The 10th anniversary of the University of the Highlands and Islands is a poignant milestone for Val MacIver, who was instrumental in its establishment.
Mrs MacIver, a former councillor and education chairman, headed the Highland Council steering group set up to examine the case for creating a university in 1991.
She became the first president of the organisation’s community body in 1994, joined its board of governors in 1997 and became the institution’s third rector in 2004.
Her efforts were recognised with an honorary fellowship and she attended the celebrations that marked the organisation formally achieving university status in 2011.
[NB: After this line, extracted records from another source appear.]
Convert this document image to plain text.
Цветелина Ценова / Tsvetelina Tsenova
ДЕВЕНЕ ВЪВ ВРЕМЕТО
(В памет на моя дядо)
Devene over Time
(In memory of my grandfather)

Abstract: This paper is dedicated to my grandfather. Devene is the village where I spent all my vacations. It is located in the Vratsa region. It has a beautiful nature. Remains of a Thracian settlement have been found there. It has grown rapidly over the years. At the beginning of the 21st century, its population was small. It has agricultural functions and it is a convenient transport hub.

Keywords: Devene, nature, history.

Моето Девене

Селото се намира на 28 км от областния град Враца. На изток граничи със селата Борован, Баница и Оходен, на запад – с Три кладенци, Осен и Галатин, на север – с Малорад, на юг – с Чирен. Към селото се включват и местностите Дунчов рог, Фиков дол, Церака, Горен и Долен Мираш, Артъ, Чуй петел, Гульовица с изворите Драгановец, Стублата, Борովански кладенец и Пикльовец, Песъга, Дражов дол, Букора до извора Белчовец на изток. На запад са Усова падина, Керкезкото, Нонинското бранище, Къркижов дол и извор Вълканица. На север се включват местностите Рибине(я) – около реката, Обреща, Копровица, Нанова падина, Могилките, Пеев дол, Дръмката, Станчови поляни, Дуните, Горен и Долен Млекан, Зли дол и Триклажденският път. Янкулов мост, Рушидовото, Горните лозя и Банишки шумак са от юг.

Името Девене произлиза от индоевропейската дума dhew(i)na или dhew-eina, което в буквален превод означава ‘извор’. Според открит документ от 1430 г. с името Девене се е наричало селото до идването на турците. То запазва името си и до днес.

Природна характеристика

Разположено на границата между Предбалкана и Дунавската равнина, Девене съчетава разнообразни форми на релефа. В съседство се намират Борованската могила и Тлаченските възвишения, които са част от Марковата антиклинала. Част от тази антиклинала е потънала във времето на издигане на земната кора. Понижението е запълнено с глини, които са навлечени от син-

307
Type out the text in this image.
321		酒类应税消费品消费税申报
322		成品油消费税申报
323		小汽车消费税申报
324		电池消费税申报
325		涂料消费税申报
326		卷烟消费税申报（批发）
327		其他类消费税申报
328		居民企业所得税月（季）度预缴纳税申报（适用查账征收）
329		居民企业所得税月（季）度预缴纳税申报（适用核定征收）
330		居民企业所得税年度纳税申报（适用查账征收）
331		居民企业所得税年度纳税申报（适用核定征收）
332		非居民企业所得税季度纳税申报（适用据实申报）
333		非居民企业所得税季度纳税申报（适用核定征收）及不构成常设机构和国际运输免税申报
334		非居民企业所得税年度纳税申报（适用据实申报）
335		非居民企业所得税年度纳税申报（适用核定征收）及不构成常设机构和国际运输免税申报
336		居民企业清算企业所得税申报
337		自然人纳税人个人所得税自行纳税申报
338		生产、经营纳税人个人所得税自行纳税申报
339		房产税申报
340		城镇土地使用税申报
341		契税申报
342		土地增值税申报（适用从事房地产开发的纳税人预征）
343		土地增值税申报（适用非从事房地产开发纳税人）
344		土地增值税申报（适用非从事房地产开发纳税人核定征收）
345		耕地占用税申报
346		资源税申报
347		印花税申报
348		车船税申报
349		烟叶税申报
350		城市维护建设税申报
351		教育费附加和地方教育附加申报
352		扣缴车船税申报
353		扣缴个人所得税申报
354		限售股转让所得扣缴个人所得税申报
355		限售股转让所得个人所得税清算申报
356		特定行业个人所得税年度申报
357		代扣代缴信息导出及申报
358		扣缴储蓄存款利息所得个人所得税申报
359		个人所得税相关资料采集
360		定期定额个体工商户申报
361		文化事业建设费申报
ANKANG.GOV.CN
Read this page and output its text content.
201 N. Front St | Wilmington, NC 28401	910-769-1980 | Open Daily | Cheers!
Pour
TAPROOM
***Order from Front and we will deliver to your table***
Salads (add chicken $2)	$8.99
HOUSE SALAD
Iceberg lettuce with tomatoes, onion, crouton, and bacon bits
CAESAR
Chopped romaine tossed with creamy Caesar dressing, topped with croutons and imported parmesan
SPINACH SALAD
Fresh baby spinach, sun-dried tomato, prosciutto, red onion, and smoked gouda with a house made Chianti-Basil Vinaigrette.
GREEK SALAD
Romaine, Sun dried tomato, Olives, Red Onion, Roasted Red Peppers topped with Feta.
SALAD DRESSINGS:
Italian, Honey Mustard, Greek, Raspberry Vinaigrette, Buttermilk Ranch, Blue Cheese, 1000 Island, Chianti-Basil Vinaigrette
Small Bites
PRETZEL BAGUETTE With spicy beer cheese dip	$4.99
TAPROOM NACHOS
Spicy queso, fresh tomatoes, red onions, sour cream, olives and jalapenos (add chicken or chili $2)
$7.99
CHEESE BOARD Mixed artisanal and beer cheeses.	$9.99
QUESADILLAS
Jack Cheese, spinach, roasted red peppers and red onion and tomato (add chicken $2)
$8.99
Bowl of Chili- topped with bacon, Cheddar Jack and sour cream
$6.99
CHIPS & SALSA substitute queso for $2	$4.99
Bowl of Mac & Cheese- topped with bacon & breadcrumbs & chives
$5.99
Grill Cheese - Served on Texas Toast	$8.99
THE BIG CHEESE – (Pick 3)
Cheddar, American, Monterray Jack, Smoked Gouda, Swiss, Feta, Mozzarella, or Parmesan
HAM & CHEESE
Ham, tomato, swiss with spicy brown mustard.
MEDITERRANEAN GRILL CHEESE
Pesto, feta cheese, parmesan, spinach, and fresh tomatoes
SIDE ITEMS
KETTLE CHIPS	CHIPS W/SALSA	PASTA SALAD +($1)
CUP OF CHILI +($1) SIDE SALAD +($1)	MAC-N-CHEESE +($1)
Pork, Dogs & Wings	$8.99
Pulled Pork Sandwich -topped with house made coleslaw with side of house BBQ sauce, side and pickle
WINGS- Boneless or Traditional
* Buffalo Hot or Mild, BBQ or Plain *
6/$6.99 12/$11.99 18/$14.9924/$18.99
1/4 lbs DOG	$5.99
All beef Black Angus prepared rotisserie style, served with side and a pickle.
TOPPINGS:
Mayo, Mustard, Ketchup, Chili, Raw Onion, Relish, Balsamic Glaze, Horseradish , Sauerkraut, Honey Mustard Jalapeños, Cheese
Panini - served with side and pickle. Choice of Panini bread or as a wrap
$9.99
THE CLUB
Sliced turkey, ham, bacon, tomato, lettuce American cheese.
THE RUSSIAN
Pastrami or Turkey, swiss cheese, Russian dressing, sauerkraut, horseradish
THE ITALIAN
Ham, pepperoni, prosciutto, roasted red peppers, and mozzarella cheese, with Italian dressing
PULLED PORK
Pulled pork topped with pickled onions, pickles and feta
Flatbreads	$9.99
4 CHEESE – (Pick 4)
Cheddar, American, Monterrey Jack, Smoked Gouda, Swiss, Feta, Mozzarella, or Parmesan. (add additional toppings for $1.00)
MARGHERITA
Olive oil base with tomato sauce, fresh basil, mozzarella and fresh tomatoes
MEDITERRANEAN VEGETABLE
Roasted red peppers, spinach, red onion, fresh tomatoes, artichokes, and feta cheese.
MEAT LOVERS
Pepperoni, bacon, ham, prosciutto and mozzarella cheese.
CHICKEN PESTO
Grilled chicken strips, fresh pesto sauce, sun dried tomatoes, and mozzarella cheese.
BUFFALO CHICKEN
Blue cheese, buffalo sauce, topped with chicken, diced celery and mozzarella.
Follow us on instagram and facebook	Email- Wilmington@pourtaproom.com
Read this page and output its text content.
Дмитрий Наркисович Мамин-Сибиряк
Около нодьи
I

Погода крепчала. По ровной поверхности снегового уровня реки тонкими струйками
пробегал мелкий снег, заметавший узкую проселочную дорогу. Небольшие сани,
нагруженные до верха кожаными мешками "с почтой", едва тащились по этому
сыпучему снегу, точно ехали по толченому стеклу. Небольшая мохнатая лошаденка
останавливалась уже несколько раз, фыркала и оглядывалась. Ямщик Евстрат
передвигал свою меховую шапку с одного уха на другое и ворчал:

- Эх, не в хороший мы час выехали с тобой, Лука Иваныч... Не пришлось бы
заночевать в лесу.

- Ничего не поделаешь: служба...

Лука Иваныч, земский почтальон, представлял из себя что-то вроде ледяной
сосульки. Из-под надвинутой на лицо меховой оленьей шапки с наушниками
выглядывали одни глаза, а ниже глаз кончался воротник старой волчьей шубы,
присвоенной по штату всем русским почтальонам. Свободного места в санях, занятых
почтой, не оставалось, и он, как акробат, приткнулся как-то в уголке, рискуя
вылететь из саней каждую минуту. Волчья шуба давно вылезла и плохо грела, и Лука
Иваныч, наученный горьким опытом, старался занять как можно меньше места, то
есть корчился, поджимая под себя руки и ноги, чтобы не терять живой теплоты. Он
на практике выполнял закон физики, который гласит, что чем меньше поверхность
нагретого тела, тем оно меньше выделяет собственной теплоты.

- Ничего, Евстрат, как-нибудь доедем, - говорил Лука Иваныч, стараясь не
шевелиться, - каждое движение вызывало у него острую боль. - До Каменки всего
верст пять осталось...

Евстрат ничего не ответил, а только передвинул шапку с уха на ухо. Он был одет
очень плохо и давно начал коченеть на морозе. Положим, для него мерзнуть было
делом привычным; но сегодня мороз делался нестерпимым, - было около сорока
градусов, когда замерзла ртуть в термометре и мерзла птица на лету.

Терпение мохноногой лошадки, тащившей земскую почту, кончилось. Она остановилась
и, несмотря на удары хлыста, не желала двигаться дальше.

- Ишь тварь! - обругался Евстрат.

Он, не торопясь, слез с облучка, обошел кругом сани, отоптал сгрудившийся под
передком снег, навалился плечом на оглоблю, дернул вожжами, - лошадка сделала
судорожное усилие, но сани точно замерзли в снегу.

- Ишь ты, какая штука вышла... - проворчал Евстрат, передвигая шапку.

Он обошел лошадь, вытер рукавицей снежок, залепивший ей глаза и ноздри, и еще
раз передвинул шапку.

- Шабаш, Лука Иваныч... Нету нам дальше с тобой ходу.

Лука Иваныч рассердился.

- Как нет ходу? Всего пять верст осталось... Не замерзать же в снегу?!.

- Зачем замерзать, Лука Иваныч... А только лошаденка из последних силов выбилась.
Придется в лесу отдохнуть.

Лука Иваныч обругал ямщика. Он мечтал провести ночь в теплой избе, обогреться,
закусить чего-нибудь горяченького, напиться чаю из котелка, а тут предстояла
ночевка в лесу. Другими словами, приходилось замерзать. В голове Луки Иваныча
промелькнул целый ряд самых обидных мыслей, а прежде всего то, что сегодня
In 2018 she saw her granddaughter graduate with a first class honours degree from Orkney College UHI, one of the 13 colleges that make up the university partnership she envisaged nearly 30 years earlier.
During her four-year course Niamh Mackenzie, from Evanton, studied at Inverness Campus and Orkney College and also online while living in Edinburgh.
Mrs MacIver said that having helped get the university off the ground, she has taken a great deal of pleasure in seeing it go from strength to strength.
She said: “Seeing Niamh graduate was, for me, the culmination of everything my colleagues and I had worked for in establishing a university.
“The object was to bring choice, opportunity and inward investment, to attract or retain people to work in the Highlands and Islands. The idea was met with some scepticism at the time, but its success is a great source of pride.
“But we would not be celebrating 10 years of university status now if it wasn’t for the hard work of the staff of all the partners towards that goal.”